I have read several articles describing the top traits of highly successful people, or the 5 core characteristics of really attractive people, or the 10 things that mentally strong people do, or the I-don’t-know-what behavior of the best people in category x-y-z. These articles are mainly blog posts and they are rarely the result of scientific research, so they don’t serve as scientific evidence of a real fact, but what they do have is a large number of comments and viewers. One of them had more than 60k viewers, which doesn’t mean anything at all, but it is still a large audience and in some unconscious level, it must have some sort of influence on people’s opinions and beliefs, or it may mean some sort of acceptance on people’s minds, which in the end, is the reality that we see.
Anyway, I don’t want to focus on that, but instead, on the message of those articles. I cannot deny that I could agree with some of those characteristics and it is pretty plausible to consider those traits as an interesting ideal. But that is exactly what I dislike about it: the “ideal” part, the Disney fairy tale, the 1.75 mts. Barbie. These ideals seem to be so strong in people’s minds that they indeed generate a permanent state of frustration. How can a regular person become such a hero? We are an entity with certain traits and characteristics and far from what we are, on advertising, the movies, internet, magazines and everywhere, there is another model which we are not. Doesn’t it generate problems? I think it does and a lot.
Psychologists have a term for the discomfort generated by contradictory beliefs, values or ideas which is called cognitive dissonance. On the one side, I believe I am totally fine, totally normal and on the other hand, I also believe there is a lot wrong about me. So what I am saying is nothing new. However, I have lately realized a few things that deserve space on this blog:
-No one actually trained me to better conquer frustration; it has been mainly life itself, my decisions and people around me that have walked through it with me. I wish I had that kind of education at school or university, instead of the hard-skills-focused education I received, where memorizing and repeating was, and still is, the paradigm. Some may say that we are not supposed to learn that at school, that those are life lessons; but, why not? Why can’t we learn about critical or divergent thinking at school or at university? Our education model was conceived to satisfy the needs of industrialization. Instead of educating kids for life, we are manufacturing them in batches.
-People have and project (consciously or unconsciously) expectations to others. When someone says: I will give you cake if you are kind or I wish you would fix that lamp while I am at work. They are showing expectations. What if you don’t behave as expected? That could be a reason for an argument. What if I was aware of these expectations? Perhaps, we also need some sort of training at school to better elucidate expectations and to better communicate them to others. Perhaps we also need to measure our egos sometimes.
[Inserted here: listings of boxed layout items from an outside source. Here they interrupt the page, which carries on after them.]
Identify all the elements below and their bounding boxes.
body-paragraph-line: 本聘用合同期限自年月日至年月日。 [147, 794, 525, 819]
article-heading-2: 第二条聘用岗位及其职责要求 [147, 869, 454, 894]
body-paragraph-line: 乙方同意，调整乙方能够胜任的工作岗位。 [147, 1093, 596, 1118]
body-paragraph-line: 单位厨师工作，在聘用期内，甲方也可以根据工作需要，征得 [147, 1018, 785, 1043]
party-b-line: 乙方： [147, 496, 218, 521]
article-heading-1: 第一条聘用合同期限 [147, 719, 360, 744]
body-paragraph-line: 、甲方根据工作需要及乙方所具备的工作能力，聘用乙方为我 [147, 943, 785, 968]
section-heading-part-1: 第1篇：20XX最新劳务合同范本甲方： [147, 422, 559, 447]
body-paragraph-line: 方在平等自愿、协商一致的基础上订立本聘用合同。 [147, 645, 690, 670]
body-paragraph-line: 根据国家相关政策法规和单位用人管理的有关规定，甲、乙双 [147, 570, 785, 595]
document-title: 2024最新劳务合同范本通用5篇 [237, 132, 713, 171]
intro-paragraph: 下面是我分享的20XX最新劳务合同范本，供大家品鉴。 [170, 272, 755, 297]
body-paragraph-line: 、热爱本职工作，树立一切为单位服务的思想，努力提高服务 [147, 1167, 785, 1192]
-Last but not least, to all of you dear bloggers and writers: please give me some evidence, some scientific research that support those lists. You might write such a thing because you need to have some viewers to pay the bills or because you truly believe it is a key learning that you want to pass on to others, but that is your reality, your culture, your circle of friends, your country and your mind exposing this “knowledge”. It is totally valid to have such opinions, but then, write it as an opinion and not as the Ten Commandments.